The damping of a spring is calculated with:

$$[\zeta] = \frac{[c]}{\sqrt{[m][k]}}$$

Where c is the 'viscous damping coefficient' of the spring, according to Wikipedia. m is the mass, k is the spring constant, and zeta is the damping ratio.

How is the value of c calculated though? Is it a constant for the air through which the spring is moving or does it depend on the spring itself?

What data is required to calculate it and how can it be done?

I'm just looking at the oscillation of a spring vertically, and I have data for its decreasing amplitude, and the velocity of the spring at all points.

I have the value of the damping ratio, and I'm trying to find the value of 'c' in order to prove the above equation in an investigation.

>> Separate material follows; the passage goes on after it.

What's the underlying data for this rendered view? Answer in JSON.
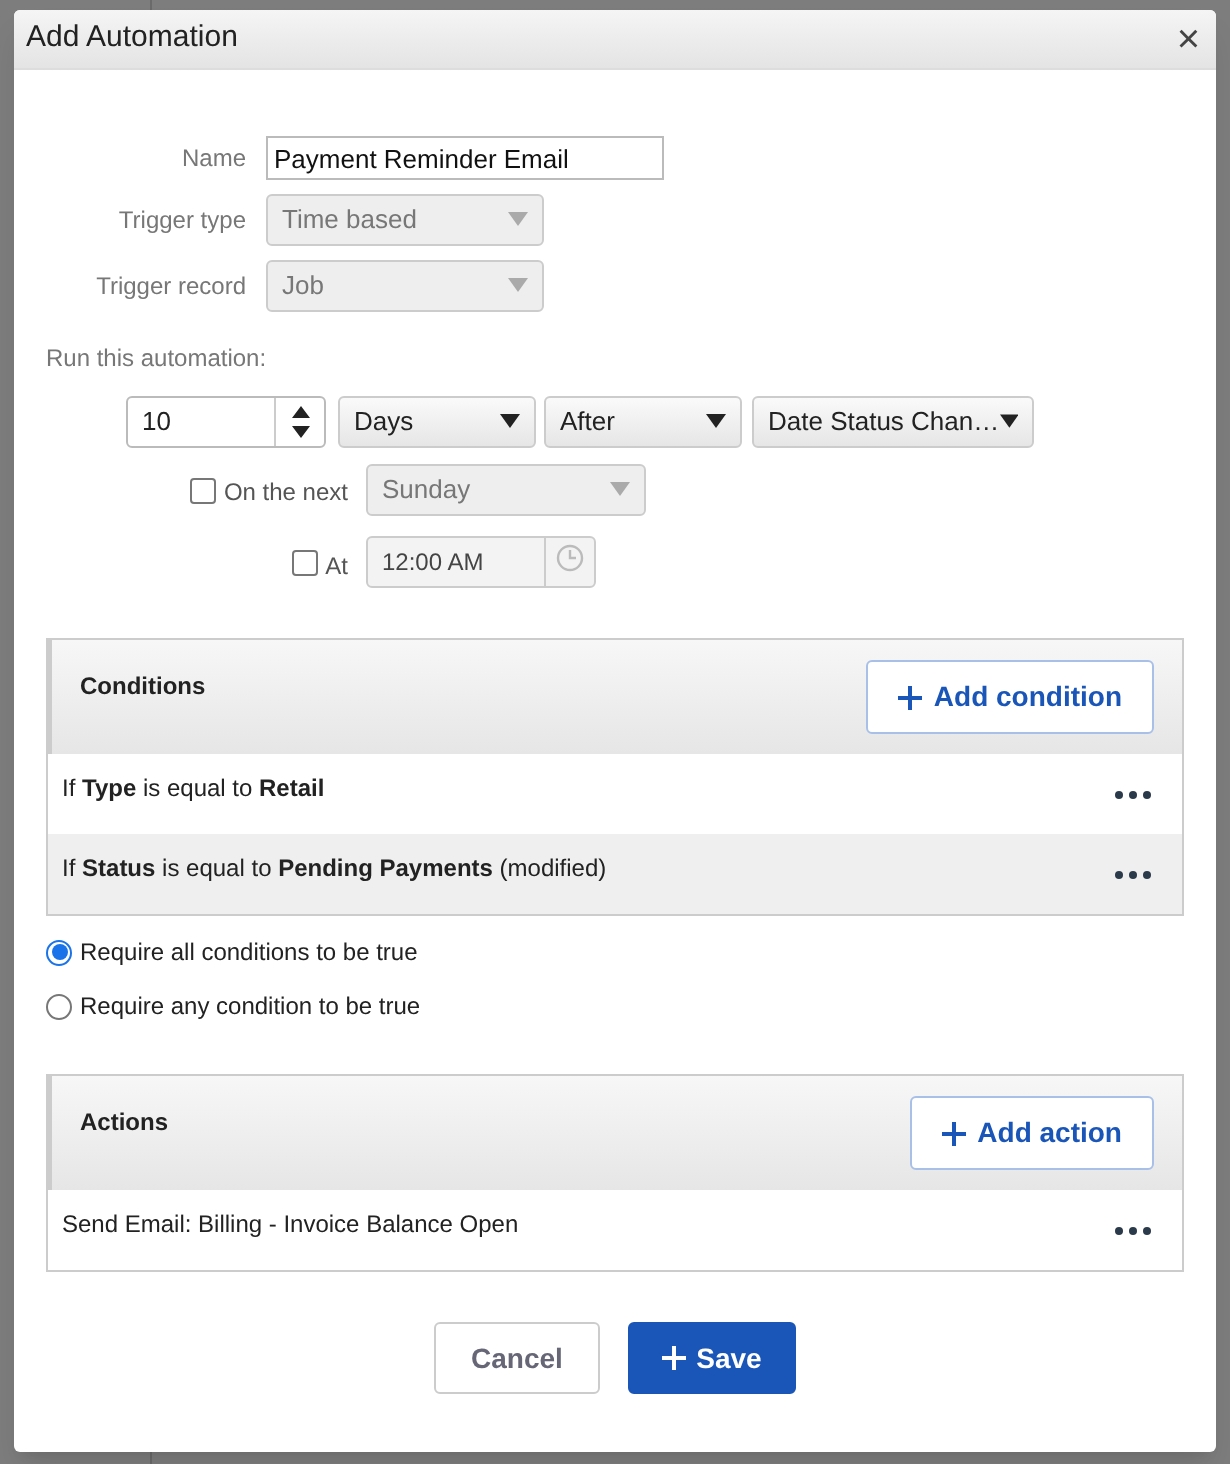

There is almost no information about this online.

Best Answer

OK, I will assume you have the under-damped case.

If you continue reading the wikipedia article in question you'll find the solution for a underdamped oscillator writen as $$ x(t) = e^{- \zeta \omega_0 t} (A \cos(\omega_\mathrm{d}\,t) + B \sin(\omega_\mathrm{d}\,t )) $$ with $A$ and $B$ constant.

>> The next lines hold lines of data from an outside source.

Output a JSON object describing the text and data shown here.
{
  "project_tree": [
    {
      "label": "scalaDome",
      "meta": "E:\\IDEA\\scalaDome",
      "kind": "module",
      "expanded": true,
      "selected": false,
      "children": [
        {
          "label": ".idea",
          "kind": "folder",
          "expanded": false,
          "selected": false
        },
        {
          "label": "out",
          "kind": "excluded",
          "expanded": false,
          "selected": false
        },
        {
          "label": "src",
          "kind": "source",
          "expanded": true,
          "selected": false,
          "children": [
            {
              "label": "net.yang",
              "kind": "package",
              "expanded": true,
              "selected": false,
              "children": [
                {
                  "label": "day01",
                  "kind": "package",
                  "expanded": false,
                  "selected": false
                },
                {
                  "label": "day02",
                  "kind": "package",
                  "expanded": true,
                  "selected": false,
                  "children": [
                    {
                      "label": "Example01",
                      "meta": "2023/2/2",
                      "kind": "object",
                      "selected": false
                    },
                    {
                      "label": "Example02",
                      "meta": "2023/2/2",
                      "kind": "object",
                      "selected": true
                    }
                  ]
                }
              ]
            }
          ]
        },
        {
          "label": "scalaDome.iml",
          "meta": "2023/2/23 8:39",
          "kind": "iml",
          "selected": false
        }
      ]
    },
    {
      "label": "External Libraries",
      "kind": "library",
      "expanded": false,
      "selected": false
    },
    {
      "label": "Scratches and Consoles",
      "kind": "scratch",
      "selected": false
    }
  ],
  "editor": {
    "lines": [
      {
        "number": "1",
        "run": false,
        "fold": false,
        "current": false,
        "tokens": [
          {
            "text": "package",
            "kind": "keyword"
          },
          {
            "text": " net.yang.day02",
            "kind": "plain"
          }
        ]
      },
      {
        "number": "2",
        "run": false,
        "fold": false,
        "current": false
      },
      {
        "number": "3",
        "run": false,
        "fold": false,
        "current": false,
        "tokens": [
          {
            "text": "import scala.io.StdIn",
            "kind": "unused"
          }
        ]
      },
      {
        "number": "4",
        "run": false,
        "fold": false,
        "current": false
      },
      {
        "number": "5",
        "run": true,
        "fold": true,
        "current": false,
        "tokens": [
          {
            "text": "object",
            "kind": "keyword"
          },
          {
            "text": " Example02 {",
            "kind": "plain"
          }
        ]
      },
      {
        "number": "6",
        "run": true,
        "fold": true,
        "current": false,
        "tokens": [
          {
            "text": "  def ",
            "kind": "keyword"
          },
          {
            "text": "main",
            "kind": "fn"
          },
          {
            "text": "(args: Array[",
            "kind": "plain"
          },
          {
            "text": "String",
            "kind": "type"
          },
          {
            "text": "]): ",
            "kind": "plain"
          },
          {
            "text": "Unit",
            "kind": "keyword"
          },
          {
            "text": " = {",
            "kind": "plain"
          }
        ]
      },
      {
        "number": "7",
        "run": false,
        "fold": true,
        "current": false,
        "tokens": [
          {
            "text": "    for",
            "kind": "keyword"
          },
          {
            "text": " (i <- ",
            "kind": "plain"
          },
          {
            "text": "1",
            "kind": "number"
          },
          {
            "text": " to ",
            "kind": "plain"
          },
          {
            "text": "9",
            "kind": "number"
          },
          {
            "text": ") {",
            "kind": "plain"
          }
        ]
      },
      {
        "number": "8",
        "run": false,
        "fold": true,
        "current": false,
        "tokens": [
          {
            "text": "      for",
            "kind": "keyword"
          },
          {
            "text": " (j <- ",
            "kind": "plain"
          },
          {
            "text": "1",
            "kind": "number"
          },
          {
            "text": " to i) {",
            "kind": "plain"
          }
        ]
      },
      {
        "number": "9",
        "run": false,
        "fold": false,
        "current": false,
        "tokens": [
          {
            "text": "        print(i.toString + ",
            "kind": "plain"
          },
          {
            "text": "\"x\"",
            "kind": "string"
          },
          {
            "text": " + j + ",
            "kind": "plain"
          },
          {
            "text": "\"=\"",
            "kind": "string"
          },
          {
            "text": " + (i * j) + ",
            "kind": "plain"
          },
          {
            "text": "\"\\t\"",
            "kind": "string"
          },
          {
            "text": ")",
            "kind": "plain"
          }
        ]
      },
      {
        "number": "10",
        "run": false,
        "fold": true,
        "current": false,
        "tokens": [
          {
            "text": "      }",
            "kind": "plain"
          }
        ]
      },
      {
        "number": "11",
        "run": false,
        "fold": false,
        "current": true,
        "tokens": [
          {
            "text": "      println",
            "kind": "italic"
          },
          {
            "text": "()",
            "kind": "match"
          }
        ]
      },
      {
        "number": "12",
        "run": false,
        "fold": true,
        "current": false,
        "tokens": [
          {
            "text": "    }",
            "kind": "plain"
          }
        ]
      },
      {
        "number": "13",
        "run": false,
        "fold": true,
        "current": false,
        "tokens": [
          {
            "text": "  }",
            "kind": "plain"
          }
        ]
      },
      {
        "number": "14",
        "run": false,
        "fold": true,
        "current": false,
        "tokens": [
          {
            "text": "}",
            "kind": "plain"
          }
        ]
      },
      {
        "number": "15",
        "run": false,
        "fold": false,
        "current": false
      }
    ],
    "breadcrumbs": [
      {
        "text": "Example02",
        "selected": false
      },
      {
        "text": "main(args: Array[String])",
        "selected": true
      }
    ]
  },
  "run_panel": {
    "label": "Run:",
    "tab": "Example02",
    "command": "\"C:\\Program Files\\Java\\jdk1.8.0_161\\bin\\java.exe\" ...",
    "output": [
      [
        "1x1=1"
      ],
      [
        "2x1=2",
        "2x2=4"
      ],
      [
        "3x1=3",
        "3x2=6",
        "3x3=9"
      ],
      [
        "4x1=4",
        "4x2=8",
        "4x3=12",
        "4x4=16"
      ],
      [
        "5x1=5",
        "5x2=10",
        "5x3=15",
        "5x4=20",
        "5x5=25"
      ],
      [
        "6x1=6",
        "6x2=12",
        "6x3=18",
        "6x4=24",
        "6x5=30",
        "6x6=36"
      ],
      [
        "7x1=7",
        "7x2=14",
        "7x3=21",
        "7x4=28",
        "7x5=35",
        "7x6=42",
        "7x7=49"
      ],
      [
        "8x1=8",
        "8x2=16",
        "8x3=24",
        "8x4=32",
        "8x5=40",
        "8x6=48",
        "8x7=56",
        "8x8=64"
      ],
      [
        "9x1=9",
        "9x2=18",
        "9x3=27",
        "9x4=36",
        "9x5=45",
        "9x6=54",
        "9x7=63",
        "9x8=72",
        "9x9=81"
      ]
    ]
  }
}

So, take you data, and plot all the maxima (or minima) as a function of time, fit an exponential {*} to that and $\zeta \omega_0$ pops right out.

If you also need to get $\omega_o$ from the data use $$ \omega_\mathrm{d} = \omega_0 \sqrt{1 - \zeta^2 } $$ where you get $\omega_\mathrm{d}$ by extracting the average period (i.e. time from peak to peak) in the data and noting that the period is $T_d = \frac{2 \pi}{\omega_\mathrm{d}}$.

Now you have two equations for two unknowns, so all you have left is a bit of algebra.


{*} Or plot amplitude versus time on semi-log paper if you are doing this the old-school way. Or plot log(amplitude) versus time on linear--linear graph paper. Then extract the slope.